Summer 2025 Cultural Curator Internship
Cultural Curator Interns (CCI) work with CFH staff to research and create reports and museum displays on the history and social meanings of China Folk House, its original site in Yunnan and its new home in Appalachia. In addition to research projects, CCI also help coordinate teams of high school students doing hands-on projects on regenerative agriculture, alternative energy, and traditional sustainable architecture.
Key Responsibilities
Tasks will include but are not limited to:
-
Supporting the CFH mission to provide experiential learning opportunities for high school students. CCI will help coordinate and supervise students in the program and share their research projects in workshops and presentations.
-
Participating in hands-on projects: gardening, landscaping, cooking, wood joinery, masonry, hempcrete, earth building, solar installations, water testing, wetland restoration, reforestation. No prior experience or skills are necessary.
-
Researching the traditional practices, material culture, and historical transformations underlying the physical structures of CFH and producing written and multimedia reports for museum displays and online exhibitions. Some work may be completed off site, and the 2025 internship includes the option of field research in Yunnan.
Qualifications
-
Undergraduate studies or degree in a relevant field (Anthropology, Architecture, East Asian Studies, History, Museum Studies) or experience doing independent research..
-
Ability to multi-task, prioritize, work collaboratively, and be flexible.
-
Demonstrated initiative and problem-solving skills.
Location
The internship will primarily be onsite at the China Folk House in rural Harpers Ferry, WV. Some work may be completed remotely, in consultation with the program supervisor. In 2025, the internship includes the option of travel to China (July 5 – August 4) for field research.
Term
Nine weeks (depending on candidate availability) June 2 – August 4. Note that this is a full-time on-site resident program from June 7 to June 29, with the expectation that interns will participate in formal and informal program activities onsite. From July 5 to August 4 CCI interns will have the option to complete their work with field research in Yunnan China.
Compensation
This internship covers all living expenses onsite in West Virginia but does not provide a stipend or travel expenses on the field research in China. Students are encouraged to seek academic credit or funding through their college/university and CFHR will ensure that all paperwork needed to secure academic credit is completed.
Application Materials
Interested applicants should email a cover letter explaining their interest and experience, and current c.v. to: chinafolkhouse@gmail.com subject heading “Cultural Curator internship”
China Folk House is an equal opportunity employer where an applicant's qualifications are considered without regard to race, color, religion, sex, national origin, age, disability, veteran status, genetic information, sexual orientation, gender identity or expression, or any other basis prohibited by law.

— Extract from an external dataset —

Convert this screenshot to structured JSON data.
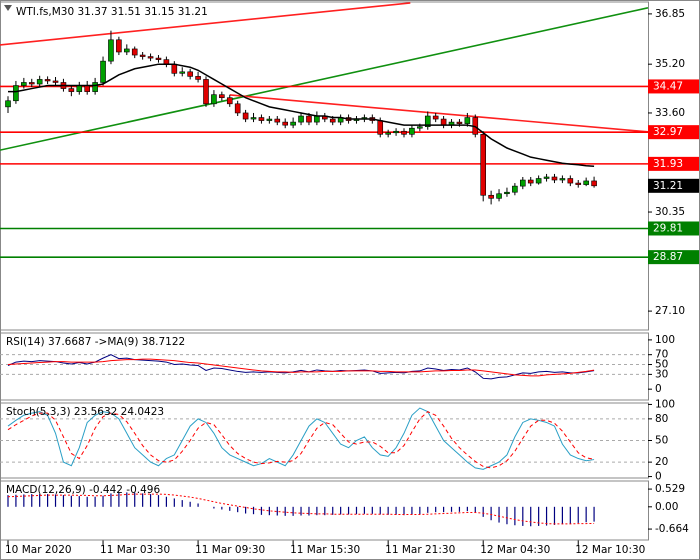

China Folk House Project Overview: 2019 - 2024
The China Folk House was initially researched and moved from China in the summer of 2017. After a year of planning and organizational partnership with the Friends Wilderness Center and West Virginia Timber Framer Guild, CFH began holding summer programs in 2019 for high school students to help in the reconstruction of the house. The 2019 program raised the timber frame of the house, and the 2020 program built the surrounding “hempcrete” walls. Students in the summer 2021 program raised the original kitchen building completing the “western wing” of the courtyard, and in 2022 the main building was completed along with a courtyard and organic vegetable garden. In 2023 students apprenticed with master carpenters from the Timber Framers Guild to raise Chinese-design bunkhouses, and in 2024 they worked with TFG to build a Tibetan-design electric building and kiosk, completed the ethnobotany garden with stone and rammed earth walls, did a courtyard mosaic, and installed an earthen floor in our welcome center. Students and community volunteers learned traditional and sustainable building techniques through hands-on work and encountered the many cultures and folkways of Yunnan through the material culture inscribed in the house itself.